Over the years we have witnessed a number of organisations rely on rewards programs that were not really serving their overall best interests. Perhaps some of the tales listed below will be familiar to you as well.
- A government organisation had set KPI’s based on how quickly various claims could be processed by each claim handler. This then encouraged employees to neglect vital steps in the procedures simply so they could churn the documents through more quickly to meet their performance targets. Correcting these errors resulted in a lot of wasted time.
- A large private organisation had published a Code of Conduct which they strongly promoted to new employees. However the KPI’s set for these individuals undermined the effectiveness of this Code. While the directors claimed they valued team-work highly; their reward system in the mean-time stimulated competitive and obstructive behaviours.

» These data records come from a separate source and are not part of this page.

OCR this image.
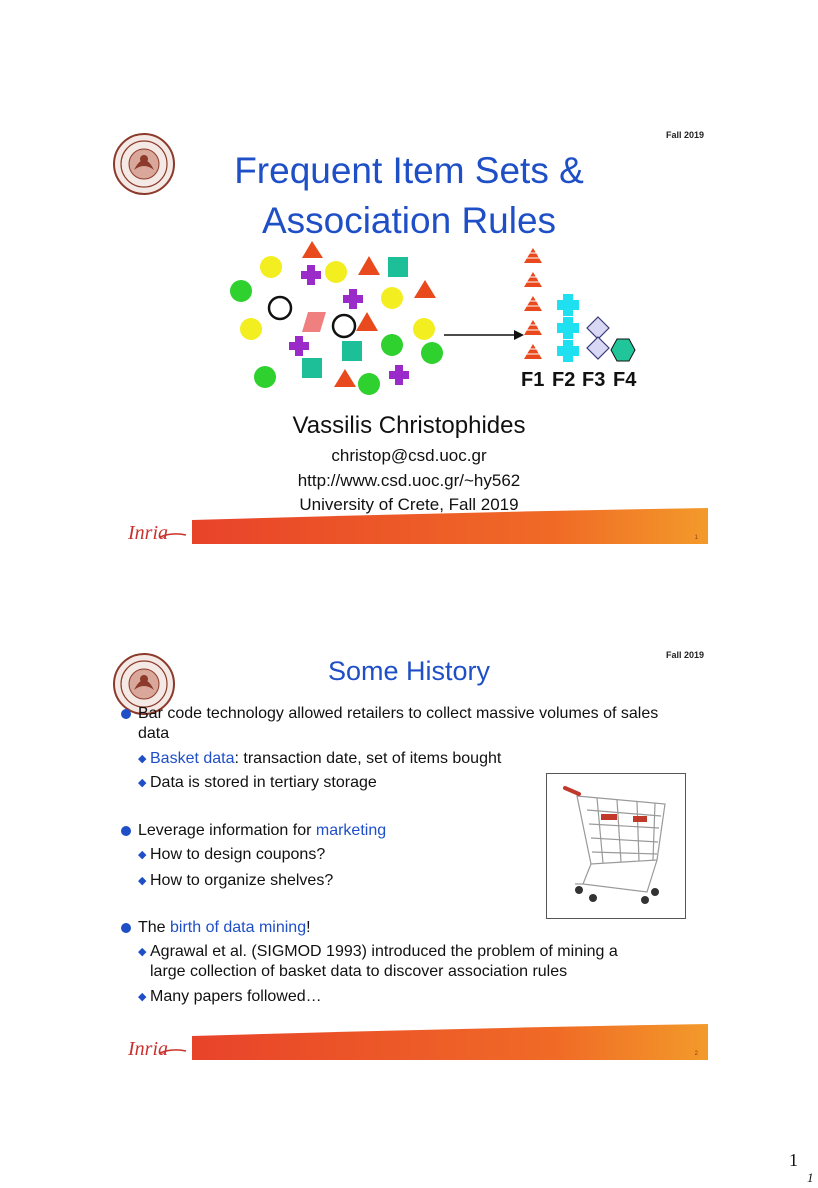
Fall 2019
Frequent Item Sets &
Association Rules
F1 F2 F3 F4
Vassilis Christophides
christop@csd.uoc.gr
http://www.csd.uoc.gr/~hy562
University of Crete, Fall 2019
Inria	1
Fall 2019
Some History
Bar code technology allowed retailers to collect massive volumes of sales
data
◆ Basket data: transaction date, set of items bought
◆ Data is stored in tertiary storage
Leverage information for marketing
◆ How to design coupons?
◆ How to organize shelves?
The birth of data mining!
◆ Agrawal et al. (SIGMOD 1993) introduced the problem of mining a
large collection of basket data to discover association rules
◆ Many papers followed…
Inria	2
1
1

- A medium sized company set up a generous reward system for their customer service team to encourage retention and reduce absenteeism. Unfortunately the targets were set so high that almost no bonus was ever awarded. This resulted in increased turnover and absenteeism as dissatisfaction with the reward system spread.
- A multi-national organisation provided an annual bonus payment to all employees based on company profits. While this proved to be an effective reward system for employees who could directly impact the profitability of the business; it merely served to frustrate employees in lower level positions because it highlighted how little influence they had over the outcomes.
- A small company was providing intimate rewards in recognition for loyalty; such as birthday leave, dinner vouchers and additional sick leave during personal crises. These rewards however, gradually became a major burden when the company expanded. Suddenly, a personal gift to a few friends ended up becoming expensive salary extras for forty employees, many of whom were completely unknown to the directors.
- The worst case of confused organisational purpose and the reward system applied occurred in an organisation whose primary purpose was to make legal judgements on specific types of cases. The adjudicators were rewarded for processing their cases quickly and for having very few re-hearings. As a consequence applications for rehearing were routinely denied regardless of evidence or logic. The adjudicators exceeded their performance targets but in the process undermined the entire purpose of the organisation.
Establishing a totally effective reward system requires all organisational goals, missions, purpose and policies be factored into the plan. This takes a great deal of planning and consultation which can be very time-consuming.